La mise en scène est épatante pour donner de l’épaisseur au récit, avec des items divers que l’on peut débloquer en cas de succès d’une mission. Et pour qui souhaite simplement avancer sans difficulté, le jeu propose un mode Histoire justement, qui correspond à un mode très facile : les attaques contre vous seront réduites au minimum et d’une faible ampleur. Trois autres échelons de difficulté (facile, intermédiaire, difficile) sont disponibles, selon votre goût du challenge et votre maîtrise des RTS.

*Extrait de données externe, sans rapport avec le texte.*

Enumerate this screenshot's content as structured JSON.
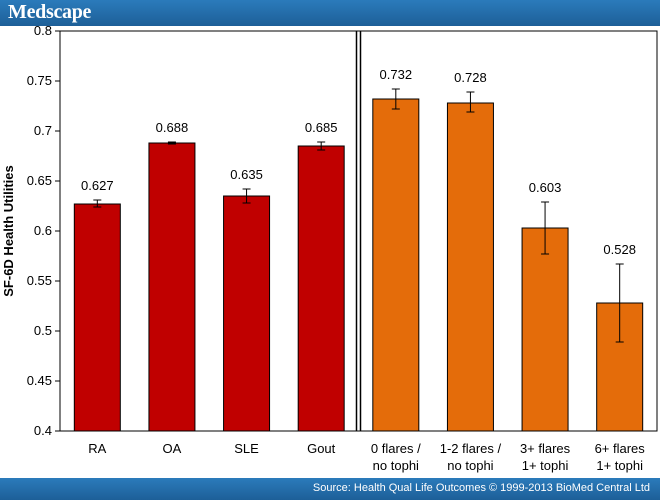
{
  "header": {
    "logo_text": "Medscape"
  },
  "footer": {
    "source_text": "Source: Health Qual Life Outcomes © 1999-2013 BioMed Central Ltd"
  },
  "colors": {
    "brand_bar": "#1f66a3",
    "red_series": "#c00000",
    "orange_series": "#e46c0a"
  },
  "chart_data": {
    "type": "bar",
    "title": "",
    "xlabel": "",
    "ylabel": "SF-6D Health Utilities",
    "ylim": [
      0.4,
      0.8
    ],
    "yticks": [
      "0.4",
      "0.45",
      "0.5",
      "0.55",
      "0.6",
      "0.65",
      "0.7",
      "0.75",
      "0.8"
    ],
    "grid": false,
    "divider_after_category_index": 3,
    "categories": [
      {
        "lines": [
          "RA"
        ],
        "value": 0.627,
        "label": "0.627",
        "err_low": 0.624,
        "err_high": 0.631,
        "group": "disease"
      },
      {
        "lines": [
          "OA"
        ],
        "value": 0.688,
        "label": "0.688",
        "err_low": 0.687,
        "err_high": 0.689,
        "group": "disease"
      },
      {
        "lines": [
          "SLE"
        ],
        "value": 0.635,
        "label": "0.635",
        "err_low": 0.628,
        "err_high": 0.642,
        "group": "disease"
      },
      {
        "lines": [
          "Gout"
        ],
        "value": 0.685,
        "label": "0.685",
        "err_low": 0.681,
        "err_high": 0.689,
        "group": "disease"
      },
      {
        "lines": [
          "0 flares /",
          "no tophi"
        ],
        "value": 0.732,
        "label": "0.732",
        "err_low": 0.722,
        "err_high": 0.742,
        "group": "gout"
      },
      {
        "lines": [
          "1-2 flares /",
          "no tophi"
        ],
        "value": 0.728,
        "label": "0.728",
        "err_low": 0.719,
        "err_high": 0.739,
        "group": "gout"
      },
      {
        "lines": [
          "3+ flares",
          "1+ tophi"
        ],
        "value": 0.603,
        "label": "0.603",
        "err_low": 0.577,
        "err_high": 0.629,
        "group": "gout"
      },
      {
        "lines": [
          "6+ flares",
          "1+ tophi"
        ],
        "value": 0.528,
        "label": "0.528",
        "err_low": 0.489,
        "err_high": 0.567,
        "group": "gout"
      }
    ]
  }
}
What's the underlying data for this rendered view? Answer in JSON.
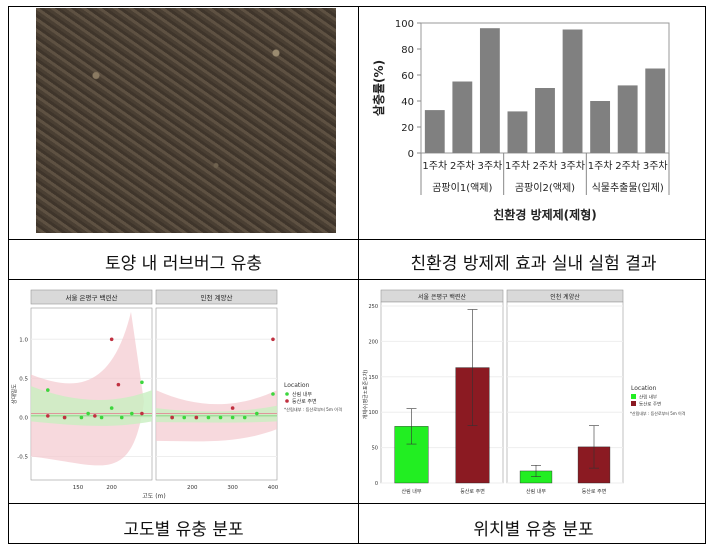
{
  "captions": {
    "top_left": "토양 내 러브버그 유충",
    "top_right": "친환경 방제제 효과 실내 실험 결과",
    "bottom_left": "고도별 유충 분포",
    "bottom_right": "위치별 유충 분포"
  },
  "chart_data": [
    {
      "type": "bar",
      "title": "",
      "xlabel": "친환경 방제제(제형)",
      "ylabel": "살충률(%)",
      "ylim": [
        0,
        100
      ],
      "yticks": [
        "0",
        "20",
        "40",
        "60",
        "80",
        "100"
      ],
      "categories": [
        "1주차",
        "2주차",
        "3주차",
        "1주차",
        "2주차",
        "3주차",
        "1주차",
        "2주차",
        "3주차"
      ],
      "groups": [
        "곰팡이1(액제)",
        "곰팡이2(액제)",
        "식물추출물(입제)"
      ],
      "values": [
        33,
        55,
        96,
        32,
        50,
        95,
        40,
        52,
        65
      ],
      "bar_color": "#808080"
    },
    {
      "type": "scatter",
      "panels": [
        "서울 은평구 백련산",
        "인천 계양산"
      ],
      "xlabel": "고도 (m)",
      "ylabel": "상대밀도",
      "xticks_left": [
        "150",
        "200"
      ],
      "xticks_right": [
        "200",
        "300",
        "400"
      ],
      "yticks": [
        "-0.5",
        "0.0",
        "0.5",
        "1.0"
      ],
      "legend_title": "Location",
      "legend": [
        "산림 내부",
        "등산로 주변"
      ],
      "legend_note": "*산림내부 : 등산로부터 5m 이격",
      "colors": {
        "inside": "#3dd63d",
        "trail": "#c03040"
      },
      "series": [
        {
          "name": "산림 내부",
          "panel": 0,
          "x": [
            105,
            130,
            155,
            165,
            185,
            200,
            215,
            230,
            245
          ],
          "y": [
            0.35,
            0.0,
            0.0,
            0.05,
            0.0,
            0.12,
            0.0,
            0.05,
            0.45
          ]
        },
        {
          "name": "등산로 주변",
          "panel": 0,
          "x": [
            105,
            130,
            175,
            200,
            210,
            245
          ],
          "y": [
            0.02,
            0.0,
            0.02,
            1.0,
            0.42,
            0.05
          ]
        },
        {
          "name": "산림 내부",
          "panel": 1,
          "x": [
            150,
            180,
            210,
            240,
            270,
            300,
            330,
            360,
            400
          ],
          "y": [
            0.0,
            0.0,
            0.0,
            0.0,
            0.0,
            0.0,
            0.0,
            0.05,
            0.3
          ]
        },
        {
          "name": "등산로 주변",
          "panel": 1,
          "x": [
            150,
            210,
            300,
            400
          ],
          "y": [
            0.0,
            0.0,
            0.12,
            1.0
          ]
        }
      ]
    },
    {
      "type": "bar",
      "panels": [
        "서울 은평구 백련산",
        "인천 계양산"
      ],
      "ylabel": "개체수(평균±표준오차)",
      "ylim": [
        0,
        250
      ],
      "yticks": [
        "0",
        "50",
        "100",
        "150",
        "200",
        "250"
      ],
      "categories": [
        "산림 내부",
        "등산로 주변"
      ],
      "series": [
        {
          "panel": 0,
          "values": [
            80,
            163
          ],
          "errors": [
            25,
            82
          ]
        },
        {
          "panel": 1,
          "values": [
            17,
            51
          ],
          "errors": [
            8,
            30
          ]
        }
      ],
      "legend_title": "Location",
      "legend": [
        "산림 내부",
        "등산로 주변"
      ],
      "legend_note": "*산림내부 : 등산로부터 5m 이격",
      "colors": {
        "inside": "#22ee22",
        "trail": "#8b1a22"
      }
    }
  ]
}
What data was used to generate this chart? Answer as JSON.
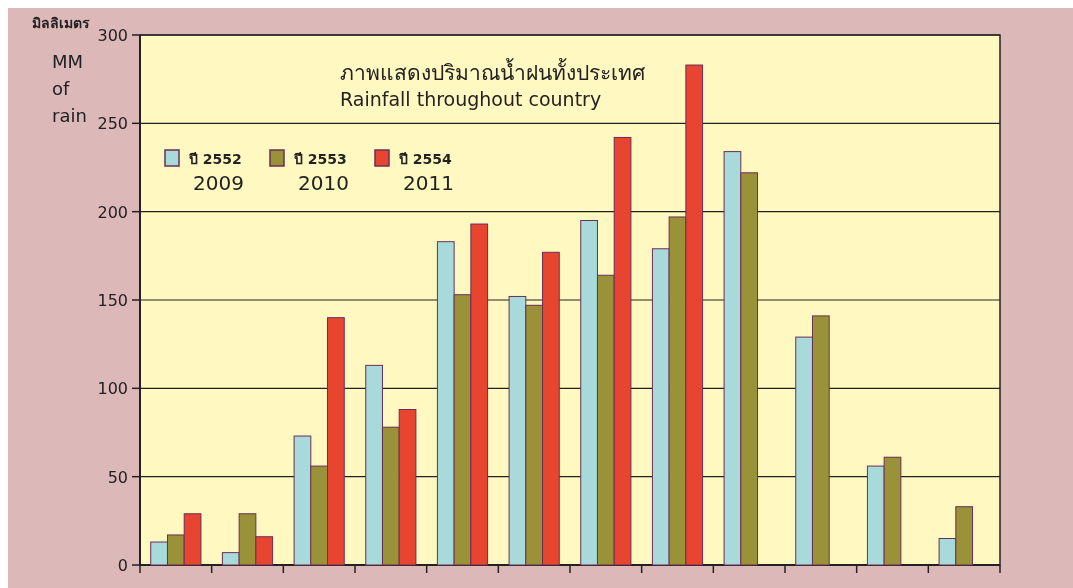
{
  "chart_data": {
    "type": "bar",
    "title": "ภาพแสดงปริมาณน้ำฝนทั้งประเทศ",
    "subtitle": "Rainfall throughout country",
    "ylabel": "MM of rain",
    "annotations": [
      "มิลลิเมตร"
    ],
    "categories": [
      null,
      null,
      null,
      null,
      null,
      null,
      null,
      null,
      null,
      null,
      null,
      null
    ],
    "series": [
      {
        "name": "ปี 2552\n2009",
        "color": "#a8dadc",
        "values": [
          13,
          7,
          73,
          113,
          183,
          152,
          195,
          179,
          234,
          129,
          56,
          15
        ]
      },
      {
        "name": "ปี 2553\n2010",
        "color": "#9a9238",
        "values": [
          17,
          29,
          56,
          78,
          153,
          147,
          164,
          197,
          222,
          141,
          61,
          33
        ]
      },
      {
        "name": "ปี 2554\n2011",
        "color": "#e84530",
        "values": [
          29,
          16,
          140,
          88,
          193,
          177,
          242,
          283,
          null,
          null,
          null,
          null
        ]
      }
    ],
    "ylim": [
      0,
      300
    ],
    "yticks": [
      0,
      50,
      100,
      150,
      200,
      250,
      300
    ],
    "grid": "y",
    "legend": "top left"
  }
}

Pour qui est un habitué des jeux de stratégie, AoE IV ne surprendra pas dans ces modes de jeu. Le mode « Escarmouche », par exemple, permet de lancer rapidement des parties en multijoueur contre l’IA : 1 contre 1, 3 contre 3, 4 contre 4, avec des réglages pour corser ou non la difficulté et déterminer les conditions de victoire, mais aussi les paramètres de début d’une partie (taille de la carte, âge de départ, apparence de la carte, position des équipes, connaissance du terrain).
Les amateurs de défi pourront aussi se challenger avec le mode « Art de la guerre », car il s’agit de mettre à l’épreuve joueurs et joueuses sur des compartiments précis du jeu. Par exemple, le développement de l’économie en early game, c’est-à-dire l’économie primitive, celle que l’on amasse au cours des premières minutes. Cela demande de maintenir un flux de ressources constant et surtout de s’organiser pour déterminer l’ordre de production (par exemple, un autre bâtiment ou un nouveau fermier ?).

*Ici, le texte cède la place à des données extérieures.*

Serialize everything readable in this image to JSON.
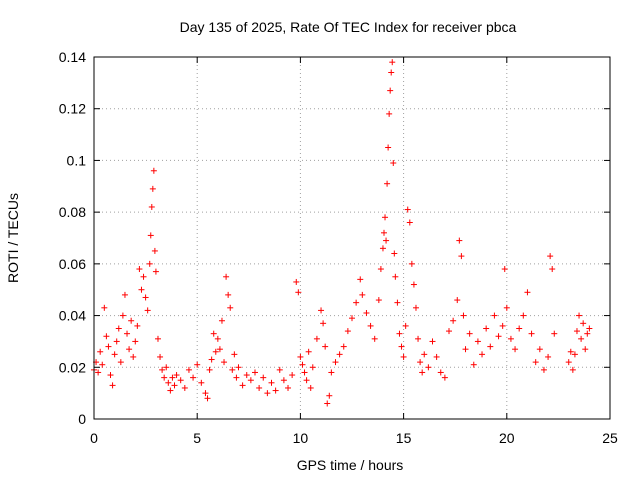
{
  "chart_data": {
    "type": "scatter",
    "title": "Day 135 of 2025, Rate Of TEC Index for receiver pbca",
    "xlabel": "GPS time / hours",
    "ylabel": "ROTI / TECUs",
    "xlim": [
      0,
      25
    ],
    "ylim": [
      0,
      0.14
    ],
    "xticks": [
      0,
      5,
      10,
      15,
      20,
      25
    ],
    "yticks": [
      0,
      0.02,
      0.04,
      0.06,
      0.08,
      0.1,
      0.12,
      0.14
    ],
    "xtick_labels": [
      "0",
      "5",
      "10",
      "15",
      "20",
      "25"
    ],
    "ytick_labels": [
      "0",
      "0.02",
      "0.04",
      "0.06",
      "0.08",
      "0.1",
      "0.12",
      "0.14"
    ],
    "grid": true,
    "marker": "plus",
    "color": "#ff0000",
    "series": [
      {
        "points": [
          [
            0.0,
            0.019
          ],
          [
            0.1,
            0.022
          ],
          [
            0.2,
            0.018
          ],
          [
            0.3,
            0.026
          ],
          [
            0.4,
            0.021
          ],
          [
            0.5,
            0.043
          ],
          [
            0.6,
            0.032
          ],
          [
            0.7,
            0.028
          ],
          [
            0.8,
            0.017
          ],
          [
            0.9,
            0.013
          ],
          [
            1.0,
            0.025
          ],
          [
            1.1,
            0.03
          ],
          [
            1.2,
            0.035
          ],
          [
            1.3,
            0.022
          ],
          [
            1.4,
            0.04
          ],
          [
            1.5,
            0.048
          ],
          [
            1.6,
            0.033
          ],
          [
            1.7,
            0.027
          ],
          [
            1.8,
            0.038
          ],
          [
            1.9,
            0.024
          ],
          [
            2.0,
            0.03
          ],
          [
            2.1,
            0.036
          ],
          [
            2.2,
            0.058
          ],
          [
            2.3,
            0.05
          ],
          [
            2.4,
            0.055
          ],
          [
            2.5,
            0.047
          ],
          [
            2.6,
            0.042
          ],
          [
            2.7,
            0.06
          ],
          [
            2.75,
            0.071
          ],
          [
            2.8,
            0.082
          ],
          [
            2.85,
            0.089
          ],
          [
            2.9,
            0.096
          ],
          [
            2.95,
            0.065
          ],
          [
            3.0,
            0.057
          ],
          [
            3.1,
            0.031
          ],
          [
            3.2,
            0.024
          ],
          [
            3.3,
            0.019
          ],
          [
            3.4,
            0.016
          ],
          [
            3.5,
            0.02
          ],
          [
            3.6,
            0.014
          ],
          [
            3.7,
            0.011
          ],
          [
            3.8,
            0.016
          ],
          [
            3.9,
            0.013
          ],
          [
            4.0,
            0.017
          ],
          [
            4.2,
            0.015
          ],
          [
            4.4,
            0.012
          ],
          [
            4.6,
            0.019
          ],
          [
            4.8,
            0.016
          ],
          [
            5.0,
            0.021
          ],
          [
            5.2,
            0.014
          ],
          [
            5.4,
            0.01
          ],
          [
            5.5,
            0.008
          ],
          [
            5.6,
            0.019
          ],
          [
            5.7,
            0.023
          ],
          [
            5.8,
            0.033
          ],
          [
            5.9,
            0.026
          ],
          [
            6.0,
            0.031
          ],
          [
            6.1,
            0.027
          ],
          [
            6.2,
            0.038
          ],
          [
            6.3,
            0.022
          ],
          [
            6.4,
            0.055
          ],
          [
            6.5,
            0.048
          ],
          [
            6.6,
            0.043
          ],
          [
            6.7,
            0.019
          ],
          [
            6.8,
            0.025
          ],
          [
            6.9,
            0.016
          ],
          [
            7.0,
            0.02
          ],
          [
            7.2,
            0.013
          ],
          [
            7.4,
            0.017
          ],
          [
            7.6,
            0.015
          ],
          [
            7.8,
            0.018
          ],
          [
            8.0,
            0.012
          ],
          [
            8.2,
            0.016
          ],
          [
            8.4,
            0.01
          ],
          [
            8.6,
            0.014
          ],
          [
            8.8,
            0.011
          ],
          [
            9.0,
            0.019
          ],
          [
            9.2,
            0.015
          ],
          [
            9.4,
            0.012
          ],
          [
            9.6,
            0.017
          ],
          [
            9.8,
            0.053
          ],
          [
            9.9,
            0.049
          ],
          [
            10.0,
            0.024
          ],
          [
            10.1,
            0.021
          ],
          [
            10.2,
            0.018
          ],
          [
            10.3,
            0.015
          ],
          [
            10.4,
            0.026
          ],
          [
            10.5,
            0.012
          ],
          [
            10.6,
            0.02
          ],
          [
            10.8,
            0.031
          ],
          [
            11.0,
            0.042
          ],
          [
            11.1,
            0.037
          ],
          [
            11.2,
            0.028
          ],
          [
            11.3,
            0.006
          ],
          [
            11.4,
            0.009
          ],
          [
            11.5,
            0.018
          ],
          [
            11.7,
            0.022
          ],
          [
            11.9,
            0.025
          ],
          [
            12.1,
            0.028
          ],
          [
            12.3,
            0.034
          ],
          [
            12.5,
            0.039
          ],
          [
            12.7,
            0.045
          ],
          [
            12.9,
            0.054
          ],
          [
            13.0,
            0.048
          ],
          [
            13.2,
            0.041
          ],
          [
            13.4,
            0.036
          ],
          [
            13.6,
            0.031
          ],
          [
            13.8,
            0.046
          ],
          [
            13.9,
            0.058
          ],
          [
            14.0,
            0.066
          ],
          [
            14.05,
            0.072
          ],
          [
            14.1,
            0.078
          ],
          [
            14.15,
            0.069
          ],
          [
            14.2,
            0.091
          ],
          [
            14.25,
            0.105
          ],
          [
            14.3,
            0.118
          ],
          [
            14.35,
            0.127
          ],
          [
            14.4,
            0.134
          ],
          [
            14.45,
            0.138
          ],
          [
            14.5,
            0.099
          ],
          [
            14.55,
            0.064
          ],
          [
            14.6,
            0.055
          ],
          [
            14.7,
            0.045
          ],
          [
            14.8,
            0.033
          ],
          [
            14.9,
            0.028
          ],
          [
            15.0,
            0.024
          ],
          [
            15.1,
            0.036
          ],
          [
            15.2,
            0.081
          ],
          [
            15.3,
            0.076
          ],
          [
            15.4,
            0.06
          ],
          [
            15.5,
            0.052
          ],
          [
            15.6,
            0.043
          ],
          [
            15.7,
            0.031
          ],
          [
            15.8,
            0.022
          ],
          [
            15.9,
            0.018
          ],
          [
            16.0,
            0.025
          ],
          [
            16.2,
            0.02
          ],
          [
            16.4,
            0.03
          ],
          [
            16.6,
            0.024
          ],
          [
            16.8,
            0.018
          ],
          [
            17.0,
            0.016
          ],
          [
            17.2,
            0.034
          ],
          [
            17.4,
            0.038
          ],
          [
            17.6,
            0.046
          ],
          [
            17.7,
            0.069
          ],
          [
            17.8,
            0.063
          ],
          [
            17.9,
            0.04
          ],
          [
            18.0,
            0.027
          ],
          [
            18.2,
            0.033
          ],
          [
            18.4,
            0.021
          ],
          [
            18.6,
            0.03
          ],
          [
            18.8,
            0.025
          ],
          [
            19.0,
            0.035
          ],
          [
            19.2,
            0.028
          ],
          [
            19.4,
            0.04
          ],
          [
            19.6,
            0.032
          ],
          [
            19.8,
            0.036
          ],
          [
            19.9,
            0.058
          ],
          [
            20.0,
            0.043
          ],
          [
            20.2,
            0.031
          ],
          [
            20.4,
            0.027
          ],
          [
            20.6,
            0.035
          ],
          [
            20.8,
            0.04
          ],
          [
            21.0,
            0.049
          ],
          [
            21.2,
            0.033
          ],
          [
            21.4,
            0.022
          ],
          [
            21.6,
            0.027
          ],
          [
            21.8,
            0.019
          ],
          [
            22.0,
            0.024
          ],
          [
            22.1,
            0.063
          ],
          [
            22.2,
            0.058
          ],
          [
            22.3,
            0.033
          ],
          [
            23.0,
            0.022
          ],
          [
            23.1,
            0.026
          ],
          [
            23.2,
            0.019
          ],
          [
            23.3,
            0.025
          ],
          [
            23.4,
            0.034
          ],
          [
            23.5,
            0.04
          ],
          [
            23.6,
            0.031
          ],
          [
            23.7,
            0.037
          ],
          [
            23.8,
            0.027
          ],
          [
            23.9,
            0.033
          ],
          [
            24.0,
            0.035
          ]
        ]
      }
    ]
  }
}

Des médailles sont décernées selon la vitesse à laquelle vous complétez les défis. Ne vous y trompez pas, cela peut vite s’avérer ardu. Si la médaille de bronze est obtenable sans déployer trop d’efforts, il faudra supprimer tout temps mort dans votre flux pour espérer décrocher l’argent. Et pour la médaille d’or, pas le droit à l’erreur : tout doit être parfait ou presque. En somme, il va vous falloir chauffer les APM (actions par minute) et ne pas hésiter à utiliser les raccourcis au clavier, pour gagner quelques dixièmes de seconde.
L’une des questions qui peut se poser avec un jeu comme Age of Empires est sa durée de vie. Si vous n’êtes pas un mordu du multijoueur, vous pourriez avoir le sentiment d’avoir vite fait le tour. On le confesse, nous n’avons jamais été très brillant en multijoueur en RTS. Du temps du portail web Goa, nous avons subi quelques défaites cuisantes sur Ages of Empires II. Nous n’avions alors pas un très haut APM, c’est le moins que l’on puisse dire. Et comme on a vieilli depuis, il est certain que nos réflexes se sont émoussés.

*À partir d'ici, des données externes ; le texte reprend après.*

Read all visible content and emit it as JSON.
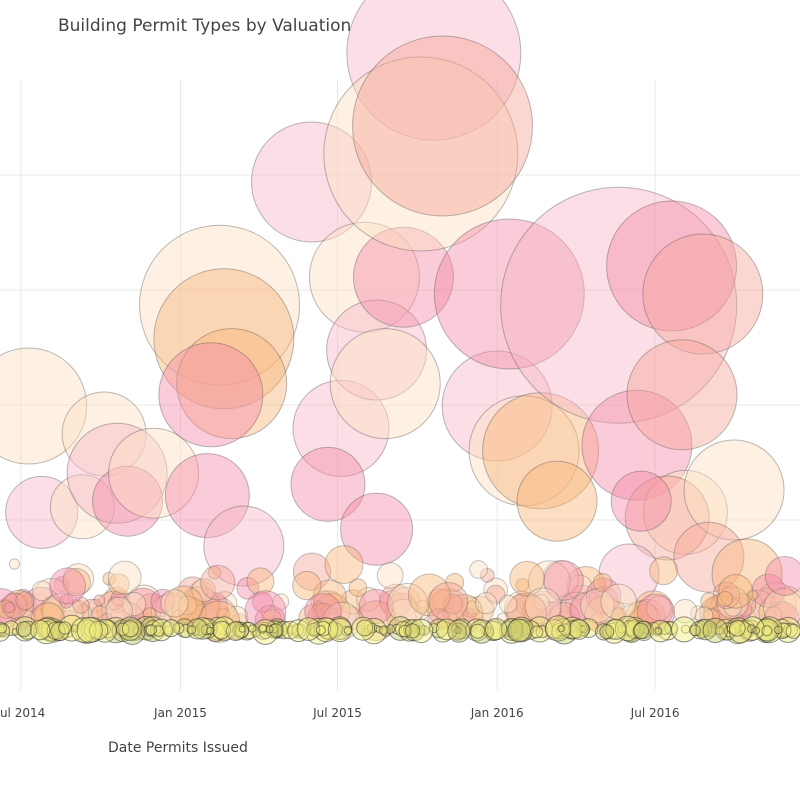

Le nouveau volet parvient cependant à vous donner envie de revenir, avec un système de quêtes journalières — terminer une partie, remporter une victoire avec une merveille, gagner avec telle ou telle civilisation, produire un certain nombre d’unités pendant une partie ou acheter toutes les améliorations pour un type d’unité. Cela vous donne des points d’expérience faisant progresser votre profil. Il y a aussi des sortes de hauts-faits, les maîtrises. En les accomplissant, vous pouvez débloquer des petites récompenses.
Mais surtout, la durée de vie d’Age of Empires IV à long terme pourrait être fonction de l’arrivée des mods, pour personnaliser fortement les parties. Cette fonctionnalité ne sera pas proposée dès le lancement du jeu, mais arrivera ultérieurement. En fonction du degré de latitude que laissera Microsoft à sa communauté, les joueurs et les joueuses pourront prolonger plus ou moins leur expérience. Et leurs retrouvailles avec ce vieil ami qui finalement nous manquait plus que ce que l’on pensait.
Le verdict
Age of Empires IV
Voir la ficheOn a aimé
- Les graphismes, le son, la jouabilité, l'interface...
- Les explications historiques à grand renfort de vidéos et de réalité augmentée
- Le mode « Art de la guerre » pour s'entraîner et performer
- Il y a le « Wololo »
On a moins aimé
- Si vous goûtez peu au multijoueur, vous risquez de vite faire le tour du jeu
- Pas de mods au démarrage (mais ça va changer)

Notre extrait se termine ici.